Remix.run Logo
aguacaterojo 2 hours ago

I've spent a lot of time studying CRDTs & order theory in the last year & will publish an article too. Local-first apps are not easy to build, complex data structures (say, calendar repetitions with exceptions) become harder to model. Everything must converge automatically while clients can branch off.

In general, you don't really get to compact tombstones meaningfully without consensus so you really are pushing at least remnants of the entire log around to each client indefinitely. You also can't easily upgrade your db you're stuck looking after legacy data structures indefinitely - or you have to impose arbitrary cut off points.

List CRDTs - which text CRDTs are built from are probably unavoidable except for really really simple applications. Over the last 15 years they have evolved, roughly: WOOT (paper) -> RGA (paper) -> YATA (paper) / YJS (js + later rust port) -> Peritext (paper) / Automerge (rust/js/swift) -> Loro (Rust/js). Cola (rust) is another recent one. The big libs (yjs, automerge, loro) offer full doc models.

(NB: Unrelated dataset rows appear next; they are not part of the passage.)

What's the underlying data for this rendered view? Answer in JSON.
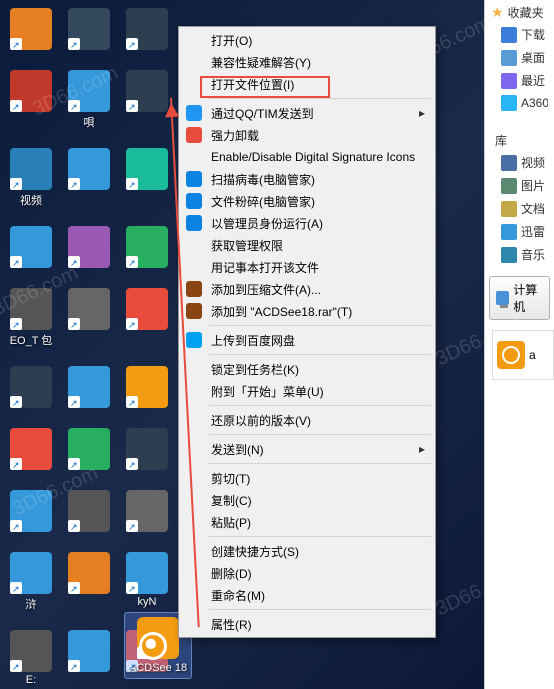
{
  "watermarks": [
    "3D66.com",
    "3D66.com",
    "3D66.com",
    "3D66.com",
    "3D66.com",
    "3D66.com"
  ],
  "desktop_icons": [
    {
      "label": "",
      "color": "#e67e22"
    },
    {
      "label": "",
      "color": "#34495e"
    },
    {
      "label": "",
      "color": "#2c3e50"
    },
    {
      "label": "",
      "color": "#c0392b"
    },
    {
      "label": "唄",
      "color": "#3498db"
    },
    {
      "label": "",
      "color": "#2c3e50"
    },
    {
      "label": "视频",
      "color": "#2980b9"
    },
    {
      "label": "",
      "color": "#3498db"
    },
    {
      "label": "",
      "color": "#1abc9c"
    },
    {
      "label": "",
      "color": "#3498db"
    },
    {
      "label": "",
      "color": "#9b59b6"
    },
    {
      "label": "",
      "color": "#27ae60"
    },
    {
      "label": "EO_T 包",
      "color": "#555"
    },
    {
      "label": "",
      "color": "#666"
    },
    {
      "label": "",
      "color": "#e74c3c"
    },
    {
      "label": "",
      "color": "#2c3e50"
    },
    {
      "label": "",
      "color": "#3498db"
    },
    {
      "label": "",
      "color": "#f39c12"
    },
    {
      "label": "",
      "color": "#e74c3c"
    },
    {
      "label": "",
      "color": "#27ae60"
    },
    {
      "label": "",
      "color": "#2c3e50"
    },
    {
      "label": "",
      "color": "#3498db"
    },
    {
      "label": "",
      "color": "#555"
    },
    {
      "label": "",
      "color": "#666"
    },
    {
      "label": "浒",
      "color": "#3498db"
    },
    {
      "label": "",
      "color": "#e67e22"
    },
    {
      "label": "kyN",
      "color": "#3498db"
    },
    {
      "label": "E:",
      "color": "#555"
    },
    {
      "label": "",
      "color": "#3498db"
    },
    {
      "label": "",
      "color": "#e74c3c"
    }
  ],
  "acdsee_label": "ACDSee 18",
  "context_menu": {
    "items": [
      {
        "text": "打开(O)",
        "icon": null
      },
      {
        "text": "兼容性疑难解答(Y)",
        "icon": null
      },
      {
        "text": "打开文件位置(I)",
        "icon": null,
        "highlighted": true
      },
      {
        "sep": true
      },
      {
        "text": "通过QQ/TIM发送到",
        "icon": "#2095f2",
        "sub": true
      },
      {
        "text": "强力卸载",
        "icon": "#e74c3c"
      },
      {
        "text": "Enable/Disable Digital Signature Icons",
        "icon": null
      },
      {
        "text": "扫描病毒(电脑管家)",
        "icon": "#0984e3"
      },
      {
        "text": "文件粉碎(电脑管家)",
        "icon": "#0984e3"
      },
      {
        "text": "以管理员身份运行(A)",
        "icon": "#0984e3"
      },
      {
        "text": "获取管理权限",
        "icon": null
      },
      {
        "text": "用记事本打开该文件",
        "icon": null
      },
      {
        "text": "添加到压缩文件(A)...",
        "icon": "#8b4513"
      },
      {
        "text": "添加到 \"ACDSee18.rar\"(T)",
        "icon": "#8b4513"
      },
      {
        "sep": true
      },
      {
        "text": "上传到百度网盘",
        "icon": "#00a1f1"
      },
      {
        "sep": true
      },
      {
        "text": "锁定到任务栏(K)",
        "icon": null
      },
      {
        "text": "附到「开始」菜单(U)",
        "icon": null
      },
      {
        "sep": true
      },
      {
        "text": "还原以前的版本(V)",
        "icon": null
      },
      {
        "sep": true
      },
      {
        "text": "发送到(N)",
        "icon": null,
        "sub": true
      },
      {
        "sep": true
      },
      {
        "text": "剪切(T)",
        "icon": null
      },
      {
        "text": "复制(C)",
        "icon": null
      },
      {
        "text": "粘贴(P)",
        "icon": null
      },
      {
        "sep": true
      },
      {
        "text": "创建快捷方式(S)",
        "icon": null
      },
      {
        "text": "删除(D)",
        "icon": null
      },
      {
        "text": "重命名(M)",
        "icon": null
      },
      {
        "sep": true
      },
      {
        "text": "属性(R)",
        "icon": null
      }
    ]
  },
  "sidebar": {
    "favorites_title": "收藏夹",
    "favorites": [
      {
        "label": "下载",
        "color": "#3b7dd8"
      },
      {
        "label": "桌面",
        "color": "#5b9bd5"
      },
      {
        "label": "最近",
        "color": "#7b68ee"
      },
      {
        "label": "A360",
        "color": "#29b6f6"
      }
    ],
    "library_title": "库",
    "library": [
      {
        "label": "视频",
        "color": "#4a6fa5"
      },
      {
        "label": "图片",
        "color": "#5b8a72"
      },
      {
        "label": "文档",
        "color": "#c4a747"
      },
      {
        "label": "迅雷",
        "color": "#3498db"
      },
      {
        "label": "音乐",
        "color": "#2e86ab"
      }
    ],
    "computer_label": "计算机",
    "acd_label": "a"
  }
}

Mostly the later ones improve on space, time & intent capture (not interleaving concurrent requests).

The same few guys (Martin Kleppman, Kevin Jahns, Joseph Gentle, probably others) pop up all over the more recent optimisations.

josephg an hour ago | parent | next [-]

> In general, you don't really get to compact tombstones meaningfully without consensus so you really are pushing at least remnants of the entire log around to each client indefinitely.

This is often much less of a problem in practice than people think. Git repositories also grow without bound, but nobody seems to really notice or care. For diamond types (my library), I lz4 compress the text content itself within the .dt files. The metadata is so small that in many cases the space savings from lz4 compression makes the resulting .dt file - including full change history - smaller than the document on disk.

If anyone really cares about this problem, there are a couple other approaches:

1. In our Eg-walker algorithm, we don't use stable guids to identify insert positions. Thats where other algorithms go wrong, because they need to store these guids indefinitely in case someone references them. For eg-walker, we just store relative positions. This makes the algorithm work more like git, where you can do shallow clones. And everything works, until you want to merge a branch which was split off earlier than your clone point. Then you should be able to download the earlier edits back to the common branch point and merge. To support merging, you also only need to store the metadata of earlier edits. You don't need the inserted content. The metadata is usually tiny (~1-4 bits per keystroke for text is common with compression.)

2. Mike Toomim's Antimatter algorithm is a distributed consensus protocol which can detect when its safe to purge the metadata for old changes. It works even in the presence of partitions in the network. (Its conservative by default - if a partition happens, the network will keep metadata around until that peer comes back, or until some timeout.)

> The same few guys (Martin Kleppman, Kevin Jahns, Joseph Gentle, probably others) pop up all over the more recent optimisations.

Alex Good is another. He's behind a lot of the huge improvements to automerge over the last few years. He's wicked smart.

aguacaterojo 3 minutes ago | parent [-]

The man himself. Yeah agreed you guys have solved it. It is more a misfired crud dev instinct for me that sees it as wasteful. Just a different paradigm and not big in practice.

I've got eg-walker & Diamond Types in my reading/youtube backlog. Diamond Types went further down the backlog because of "wip" on the repo! I will look into Antimatter too.

fellowniusmonk an hour ago | parent | prev [-]

I love diamond types personally, which I think Loro uses in certain cases. I find not only is DT fast under normal usage, allows for easy archiving and retrieval of past data but it also quickly outputs a per user casuality rendering that LLMs can pretty easily rectify in most cases. Compact and archival to flat files works very well.